C’est ça, la vraie différence ?

Non, la vraie différence, c’est l’envie de jouer. En pro, le football, c’est ton métier. En amateur, c’est plus une passion, car tu dois concilier avec un autre taf. Ce n’est pas facile de travailler toute la journée, de venir s’entraîner à 18h, puis de rentrer chez toi à 22h, tous les jours. Les amateurs ne gagnent pas des sommes extraordinaires, mais ils aiment le foot. J’ai goûté à ça et je sais ce que c’est.

Comment ça se passe alors à Sainte-Geneviève ?

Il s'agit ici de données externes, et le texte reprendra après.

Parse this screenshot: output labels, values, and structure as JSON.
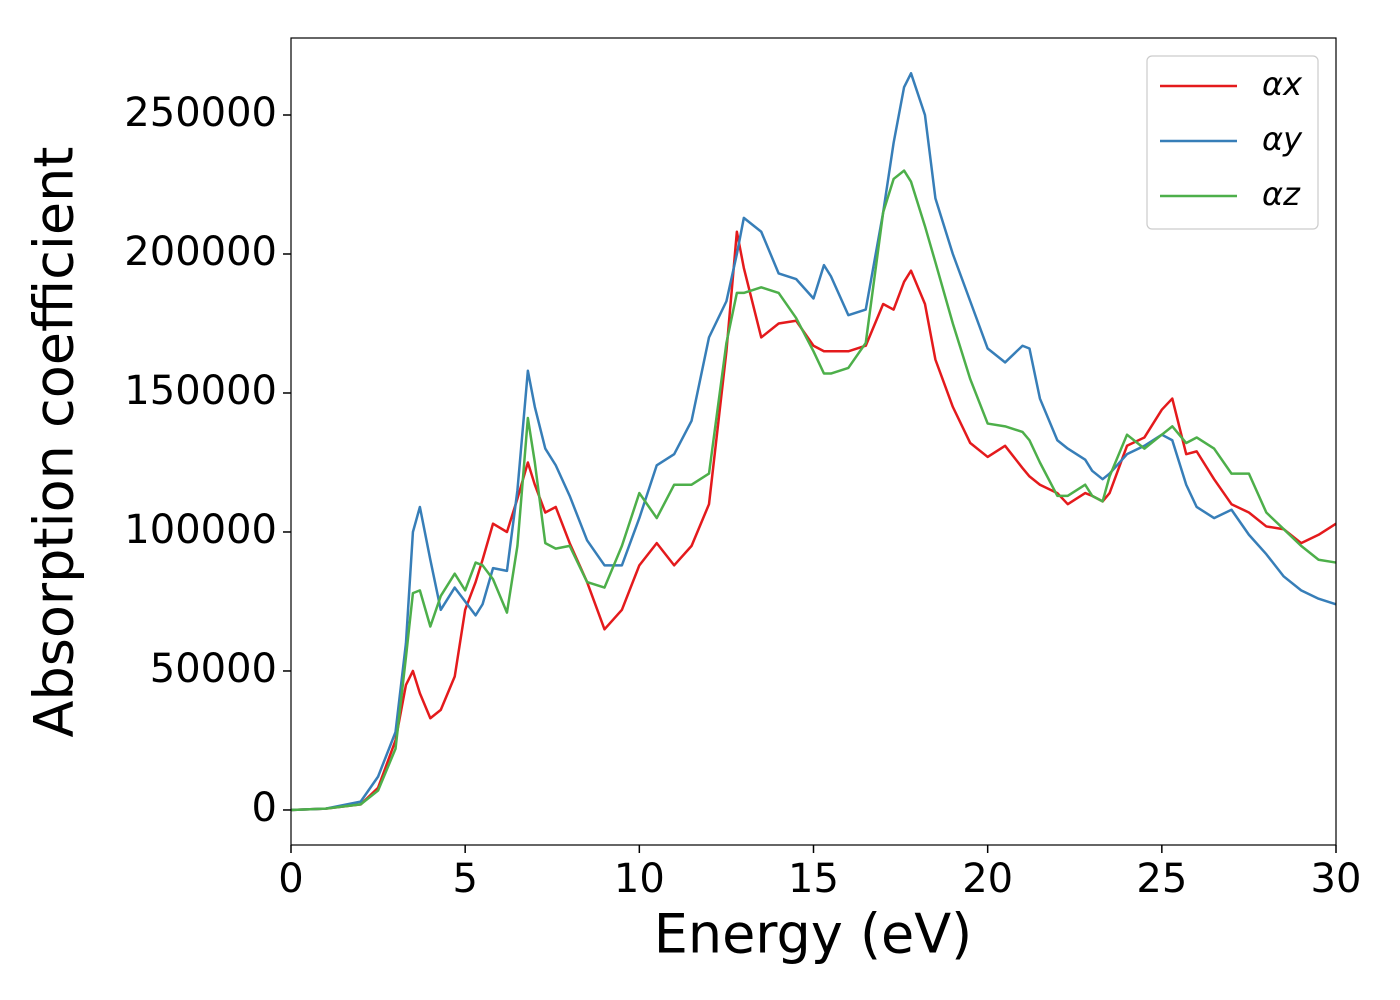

Je fais une saison, 24 matchs en tout, surtout vers la fin. Le club descend en CFA2. Personnellement, je me voyais mal redescendre à l’échelon inférieur. Donc j’arrête le foot pendant un an encore. En fait, je voulais trouver un nouveau centre de formation, mais je suis tombé dans le même cercle vicieux. Je ne trouve pas, je galère. Je fais rien de rien.

Tu prends une petite année sabbatique quoi…

Voilà. Heureusement que j’avais un peu économisé de mes huit années au PSG ! (rires)

Tu finis pourtant par atterrir au Paris FC…

Oui, ils sont venus me trouver par l’intermédiaire d’un agent qui me connaissait du PSG. Je n’avais pas d’agents à l’époque, mon père ne voulait pas, et en plus, je n’en voyais pas l’utilité. Mais ces personnes-là sont toujours restées à côté de moi, à me donner de petits conseils sans contrepartie. Ils ne m’ont jamais lâché malgré mon départ du PSG. Et aujourd’hui, ce sont eux qui gèrent mes intérêts, comme ceux de Sakho, Sankharé, Mvila et j’en passe…

Donc ils t’envoient en CFA2…

À la fin de la première séance, le coach me dit qu’il me prend pour l’année prochaine, et me demande de revenir tous les jours pour reprendre le rythme. Au bout d’un mois, je suis promu en National, en équipe première. Je commence à m’entraîner le matin à 9h. Au final, je fais un mois, deux mois, sans être payé.

Pourquoi ?

À la base, je devais m’entraîner avec la CFA 2 à 19h, donc j’ai signé sans demander d’argent. Je pensais pouvoir me débrouiller en trouvant un petit travail à côté. J’avais faim à cette époque-là, j’étais motivé (rires). Mais, là, vu que je bossais le matin, c’était impossible. J’habitais à Évry, je me levais à 6h30 chaque matin pour prendre l’autoroute A6 et me taper les bouchons, donc je leur ai demandé un petit billet pour m’encourager. Ils me disent que ce n’est pas possible. Je suis donc retourné en CFA2, car il fallait bien que je gagne ma croûte. Je finis l’année et arrive une proposition d’essai du Betis Séville.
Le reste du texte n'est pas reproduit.